Logística

Ataque americano à Venezuela pode elevar custos do comércio exterior brasileiro

Apesar da participação limitada da Venezuela na balança comercial do Brasil, um eventual ataque americano à Venezuela tende a gerar reflexos indiretos relevantes para o comércio exterior brasileiro, especialmente no aumento de custos logísticos, seguros e exigências operacionais.

Impacto indireto vai além do volume comercial

Atualmente, a Venezuela responde por cerca de 0,25% das exportações brasileiras.

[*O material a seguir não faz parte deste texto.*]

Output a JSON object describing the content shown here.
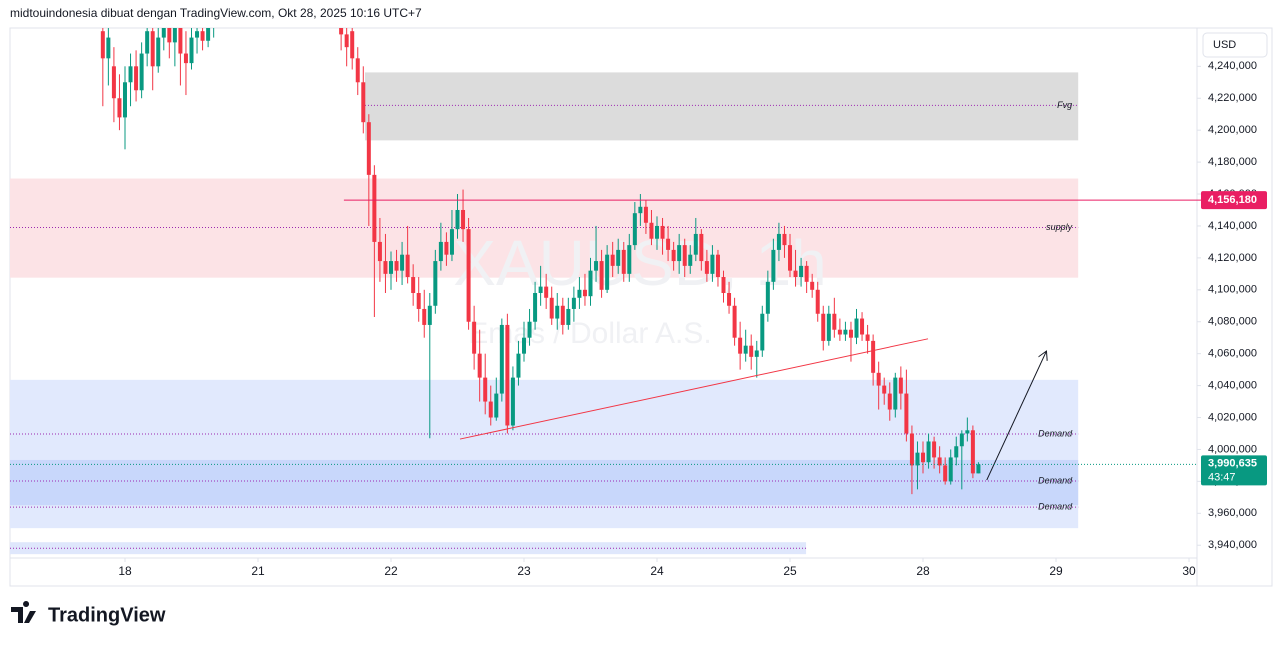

Ainda assim, o agravamento do cenário geopolítico pode provocar um efeito de contágio regional, com repercussões sobre fretes internacionais, seguros de carga e procedimentos financeiros.

Segundo a advogada especializada em comércio internacional Carol Monteiro, do escritório Monteiro & Weiss Trade, a instabilidade leva bancos, seguradoras e armadores a adotarem posturas mais conservadoras em relação à América Latina como um todo.

Custos, prazos e compliance sob pressão

Com o aumento da percepção de risco, instituições financeiras e operadores logísticos tendem a endurecer critérios de compliance, ampliar exigências de due diligence e revisar condições de financiamento. O resultado prático é o encarecimento das operações e a ampliação dos prazos de liberação de cargas.

A especialista destaca que a pressão não se limita a um episódio isolado, mas se soma a um contexto já marcado por cautela na região, influenciando decisões de logística, investimentos e financiamento do comércio.

Efeitos de curto e médio prazo

Os impactos costumam ocorrer em duas etapas. No curto prazo, ajustes imediatos atingem itens mais sensíveis ao risco, como seguros, fretes e prazos operacionais. Já no médio prazo, empresas passam a adotar mudanças estruturais para reduzir vulnerabilidades.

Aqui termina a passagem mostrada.